Teachers would always be needed. YouTube and other apps have shown that despite e-lectures, a human always loves to learn from another human being. And the learning is often faster and more comprehensive. 

Doctors, of course, will not be replaced. But they will increasingly use apps to diagnose and robotic instruments to help perform surgeries.  

Same goes for caregivers, nurses, and counselors – professions which require enough degree of human empathy to leave machines clueless on how to compete. 

Chefs, especially in specialty cuisine will not be replaced. I have not heard of a machine yet which can taste or smell the food, and tell if it is medium, less spicy or super hot. 

Wherever a job gets creative, robots find hard to compete with humans. Same goes for actors and painters and fiction writers who can emote feelings through their work. Poets, for instance, will never be replaced. 

Of course, technology companies are trying hard in this space to make their algorithms stronger with machine learning. Ad spoofs on Alexa versus Google Home versus Siri are just an example. 

Impact on Bartenders, Artists & Plumbers 

But as tech giants feed human learning inside machines, they will become more and more intelligent. But will they become human? Currently, the clear answer is No. 

And humans are currently able to distinguish just after a few questions to a robot on the end of a telephone line, whether it is a machine or a human speaking. 

Jobs which require sudden decision making for unheard scenarios, machines will fail at that. This involves handling issues of people. 

But in a fast-paced world where menial tasks such as booking an appointment or an air ticket can be done faster with an app, the job of personal assistants will be at stake. 

What about jobs that need fixing the machines itself or writing the code that builds the machine?

You would always need plumbers and electricians. Of course, they will come with sophisticated IoT tools in the near future that would have made their job easier. They may be able to diagnose the problem in your refrigerator while sitting in their home. And you would always need hairdressers and makeup artists. 

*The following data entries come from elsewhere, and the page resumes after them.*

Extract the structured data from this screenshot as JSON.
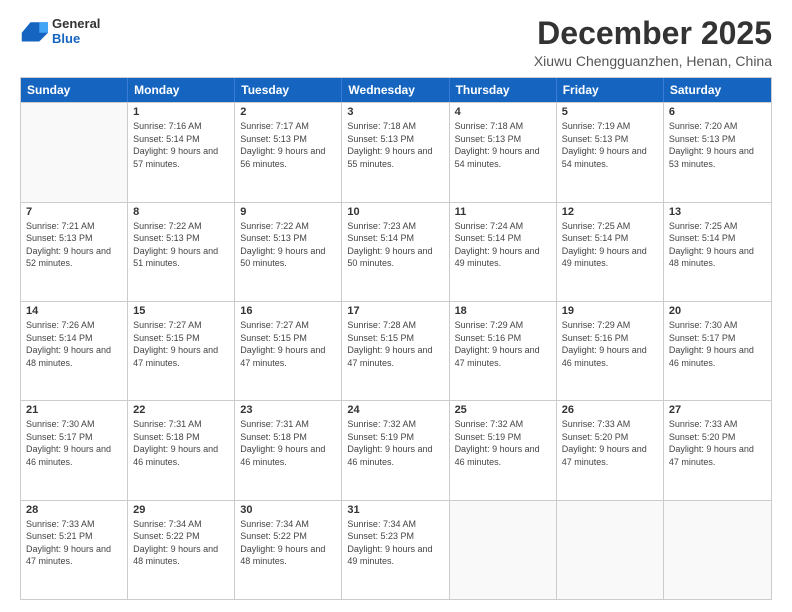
{
  "header": {
    "logo_general": "General",
    "logo_blue": "Blue",
    "month_year": "December 2025",
    "location": "Xiuwu Chengguanzhen, Henan, China"
  },
  "weekdays": [
    "Sunday",
    "Monday",
    "Tuesday",
    "Wednesday",
    "Thursday",
    "Friday",
    "Saturday"
  ],
  "weeks": [
    [
      {
        "day": "",
        "sunrise": "",
        "sunset": "",
        "daylight": "",
        "empty": true
      },
      {
        "day": "1",
        "sunrise": "Sunrise: 7:16 AM",
        "sunset": "Sunset: 5:14 PM",
        "daylight": "Daylight: 9 hours and 57 minutes."
      },
      {
        "day": "2",
        "sunrise": "Sunrise: 7:17 AM",
        "sunset": "Sunset: 5:13 PM",
        "daylight": "Daylight: 9 hours and 56 minutes."
      },
      {
        "day": "3",
        "sunrise": "Sunrise: 7:18 AM",
        "sunset": "Sunset: 5:13 PM",
        "daylight": "Daylight: 9 hours and 55 minutes."
      },
      {
        "day": "4",
        "sunrise": "Sunrise: 7:18 AM",
        "sunset": "Sunset: 5:13 PM",
        "daylight": "Daylight: 9 hours and 54 minutes."
      },
      {
        "day": "5",
        "sunrise": "Sunrise: 7:19 AM",
        "sunset": "Sunset: 5:13 PM",
        "daylight": "Daylight: 9 hours and 54 minutes."
      },
      {
        "day": "6",
        "sunrise": "Sunrise: 7:20 AM",
        "sunset": "Sunset: 5:13 PM",
        "daylight": "Daylight: 9 hours and 53 minutes."
      }
    ],
    [
      {
        "day": "7",
        "sunrise": "Sunrise: 7:21 AM",
        "sunset": "Sunset: 5:13 PM",
        "daylight": "Daylight: 9 hours and 52 minutes."
      },
      {
        "day": "8",
        "sunrise": "Sunrise: 7:22 AM",
        "sunset": "Sunset: 5:13 PM",
        "daylight": "Daylight: 9 hours and 51 minutes."
      },
      {
        "day": "9",
        "sunrise": "Sunrise: 7:22 AM",
        "sunset": "Sunset: 5:13 PM",
        "daylight": "Daylight: 9 hours and 50 minutes."
      },
      {
        "day": "10",
        "sunrise": "Sunrise: 7:23 AM",
        "sunset": "Sunset: 5:14 PM",
        "daylight": "Daylight: 9 hours and 50 minutes."
      },
      {
        "day": "11",
        "sunrise": "Sunrise: 7:24 AM",
        "sunset": "Sunset: 5:14 PM",
        "daylight": "Daylight: 9 hours and 49 minutes."
      },
      {
        "day": "12",
        "sunrise": "Sunrise: 7:25 AM",
        "sunset": "Sunset: 5:14 PM",
        "daylight": "Daylight: 9 hours and 49 minutes."
      },
      {
        "day": "13",
        "sunrise": "Sunrise: 7:25 AM",
        "sunset": "Sunset: 5:14 PM",
        "daylight": "Daylight: 9 hours and 48 minutes."
      }
    ],
    [
      {
        "day": "14",
        "sunrise": "Sunrise: 7:26 AM",
        "sunset": "Sunset: 5:14 PM",
        "daylight": "Daylight: 9 hours and 48 minutes."
      },
      {
        "day": "15",
        "sunrise": "Sunrise: 7:27 AM",
        "sunset": "Sunset: 5:15 PM",
        "daylight": "Daylight: 9 hours and 47 minutes."
      },
      {
        "day": "16",
        "sunrise": "Sunrise: 7:27 AM",
        "sunset": "Sunset: 5:15 PM",
        "daylight": "Daylight: 9 hours and 47 minutes."
      },
      {
        "day": "17",
        "sunrise": "Sunrise: 7:28 AM",
        "sunset": "Sunset: 5:15 PM",
        "daylight": "Daylight: 9 hours and 47 minutes."
      },
      {
        "day": "18",
        "sunrise": "Sunrise: 7:29 AM",
        "sunset": "Sunset: 5:16 PM",
        "daylight": "Daylight: 9 hours and 47 minutes."
      },
      {
        "day": "19",
        "sunrise": "Sunrise: 7:29 AM",
        "sunset": "Sunset: 5:16 PM",
        "daylight": "Daylight: 9 hours and 46 minutes."
      },
      {
        "day": "20",
        "sunrise": "Sunrise: 7:30 AM",
        "sunset": "Sunset: 5:17 PM",
        "daylight": "Daylight: 9 hours and 46 minutes."
      }
    ],
    [
      {
        "day": "21",
        "sunrise": "Sunrise: 7:30 AM",
        "sunset": "Sunset: 5:17 PM",
        "daylight": "Daylight: 9 hours and 46 minutes."
      },
      {
        "day": "22",
        "sunrise": "Sunrise: 7:31 AM",
        "sunset": "Sunset: 5:18 PM",
        "daylight": "Daylight: 9 hours and 46 minutes."
      },
      {
        "day": "23",
        "sunrise": "Sunrise: 7:31 AM",
        "sunset": "Sunset: 5:18 PM",
        "daylight": "Daylight: 9 hours and 46 minutes."
      },
      {
        "day": "24",
        "sunrise": "Sunrise: 7:32 AM",
        "sunset": "Sunset: 5:19 PM",
        "daylight": "Daylight: 9 hours and 46 minutes."
      },
      {
        "day": "25",
        "sunrise": "Sunrise: 7:32 AM",
        "sunset": "Sunset: 5:19 PM",
        "daylight": "Daylight: 9 hours and 46 minutes."
      },
      {
        "day": "26",
        "sunrise": "Sunrise: 7:33 AM",
        "sunset": "Sunset: 5:20 PM",
        "daylight": "Daylight: 9 hours and 47 minutes."
      },
      {
        "day": "27",
        "sunrise": "Sunrise: 7:33 AM",
        "sunset": "Sunset: 5:20 PM",
        "daylight": "Daylight: 9 hours and 47 minutes."
      }
    ],
    [
      {
        "day": "28",
        "sunrise": "Sunrise: 7:33 AM",
        "sunset": "Sunset: 5:21 PM",
        "daylight": "Daylight: 9 hours and 47 minutes."
      },
      {
        "day": "29",
        "sunrise": "Sunrise: 7:34 AM",
        "sunset": "Sunset: 5:22 PM",
        "daylight": "Daylight: 9 hours and 48 minutes."
      },
      {
        "day": "30",
        "sunrise": "Sunrise: 7:34 AM",
        "sunset": "Sunset: 5:22 PM",
        "daylight": "Daylight: 9 hours and 48 minutes."
      },
      {
        "day": "31",
        "sunrise": "Sunrise: 7:34 AM",
        "sunset": "Sunset: 5:23 PM",
        "daylight": "Daylight: 9 hours and 49 minutes."
      },
      {
        "day": "",
        "sunrise": "",
        "sunset": "",
        "daylight": "",
        "empty": true
      },
      {
        "day": "",
        "sunrise": "",
        "sunset": "",
        "daylight": "",
        "empty": true
      },
      {
        "day": "",
        "sunrise": "",
        "sunset": "",
        "daylight": "",
        "empty": true
      }
    ]
  ]
}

According to McKinsey, over 375 million workers on the planet will have to change their occupations or up-skill due to tech advancements. Some estimates forecast that everyone in two jobs will be impacted with the advent of AI. 

The software can write further software. Machines can make bigger machines. But you would need the human link in between to build that first machine or write that first piece of code. 

Graphic designers, video editors and creative artists will have to up their game. There are already apps available on your phone that can produce a decent video or digital graphic within a minute. 

Thus if you’re a creative artist, your real competition in coming days for survival jobs could be from these apps and websites, which companies now use to expunge the need for you. 

Bartenders will get replaced where the drinks on the bar are a standard 150 ml shot of bourbon or a gin and tonic. You would just pay and press button to retrieve the drink. 

For a place where a motley of cocktails is on offer, however, you would require to be highly specialized in the art to be not replaced by an automatic bar-tending machine.

Or a bartender might employ his virtual assistant for rote drinks while keeping the complicated ones to himself.  

Humans will have to either design machines that can obviate the need for their own jobs or get skilled in jobs that a machine will not become advanced enough to perform even in the coming decades. 

The debate in the coming decade will not be the outsourcing of back-office jobs from the West to East but of the wiping of these jobs altogether with the advent of AI and machine learning. 

And of course, my job as a financial reports writer is already outsourced to a few bunches of javascript.